James McArthur first released his debut solo work to critical acclaim back in 2006 with Plan Your Own Escape and has been working tirelessly ever since to enhance and adapt his tender and soulful stylings. Over the years this has seen the formation of James McArthur and the Head Gardeners, a collective of charming and eloquent musicians with a deep sense of passion.

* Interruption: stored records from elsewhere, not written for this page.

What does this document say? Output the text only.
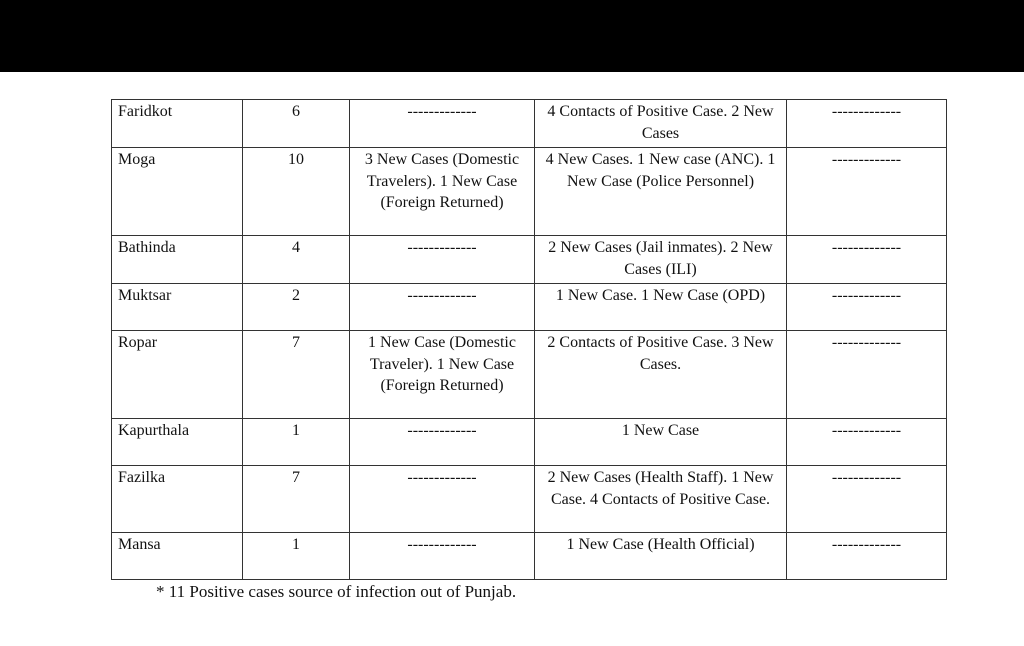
Faridkot	6	-------------	4 Contacts of Positive Case. 2 New Cases	-------------
Moga	10	3 New Cases (Domestic Travelers). 1 New Case (Foreign Returned)	4 New Cases. 1 New case (ANC). 1 New Case (Police Personnel)	-------------
Bathinda	4	-------------	2 New Cases (Jail inmates). 2 New Cases (ILI)	-------------
Muktsar	2	-------------	1 New Case. 1 New Case (OPD)	-------------
Ropar	7	1 New Case (Domestic Traveler). 1 New Case (Foreign Returned)	2 Contacts of Positive Case. 3 New Cases.	-------------
Kapurthala	1	-------------	1 New Case	-------------
Fazilka	7	-------------	2 New Cases (Health Staff). 1 New Case. 4 Contacts of Positive Case.	-------------
Mansa	1	-------------	1 New Case (Health Official)	-------------
* 11 Positive cases source of infection out of Punjab.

This year saw the release of their latest album, the aptly titled Intergalactic Sailor; a tender and evocative collective of songs that echo the sombre likings of Iron and Wine or Crosby, Stills, Nash and Young. Rich, delicate songs that are carefully stripped back to their very essence and then gently restructured to something new. Listening the gentle strings in Intergalactic Sailor is like listening to the beat of someone’s heart – it’s warming, comforting and it’s exuding life in every beat. McArthur is to music what a Master Blender is to a distillery. He is a careful and articulate man with one of the most finely tuned ears on the circuit and with that power comes a certain level of expectation that he has never once failed to live up to. Both his words and his music are positively immersive as they paint the world with a whole new spectrum of colours.
This is where the concept of the Intergalactic Sailor becomes particularly resonant with listeners as it might be the best description for the careful blended style that the group create. With soft and sombre tracks like Drain the River you hear more than just folk, more than just acoustic, more than just orchestra. You hear layer upon layer which builds and swells until it comes crashing down like waves on a shoreline. But the most amazing element in this is how gently they hit. Instead of crashing down with a violence and power it’s as though they dissipate as they hit the shore and leave you awash in a sea of tingling foam. The spectrum McArthur and co. work on is a whole, new unparalleled dimension that most of us are yet to discover. It really is as thought the group have been on a journey through time and space to find the sound that is completely perfect and fitting to them. Couple that with the elegant and soothing vocals of McArthur and you have a group who might as well be producing music from another galaxy because it’s certainly not from ours.
Intergalactic Sailor is quite unlike most things you would have heard before. It’s an indelible collection of songs that seem to tie gentle fusions of sound together that have hereto been scattered to the wind previously. There are echoes of familiarity in there with songs akin to Nick Drake and Iron and Wine but they are fleeting glimpses of influences through the years. James McArthur and the Head Gardeners have completely made their sound their own.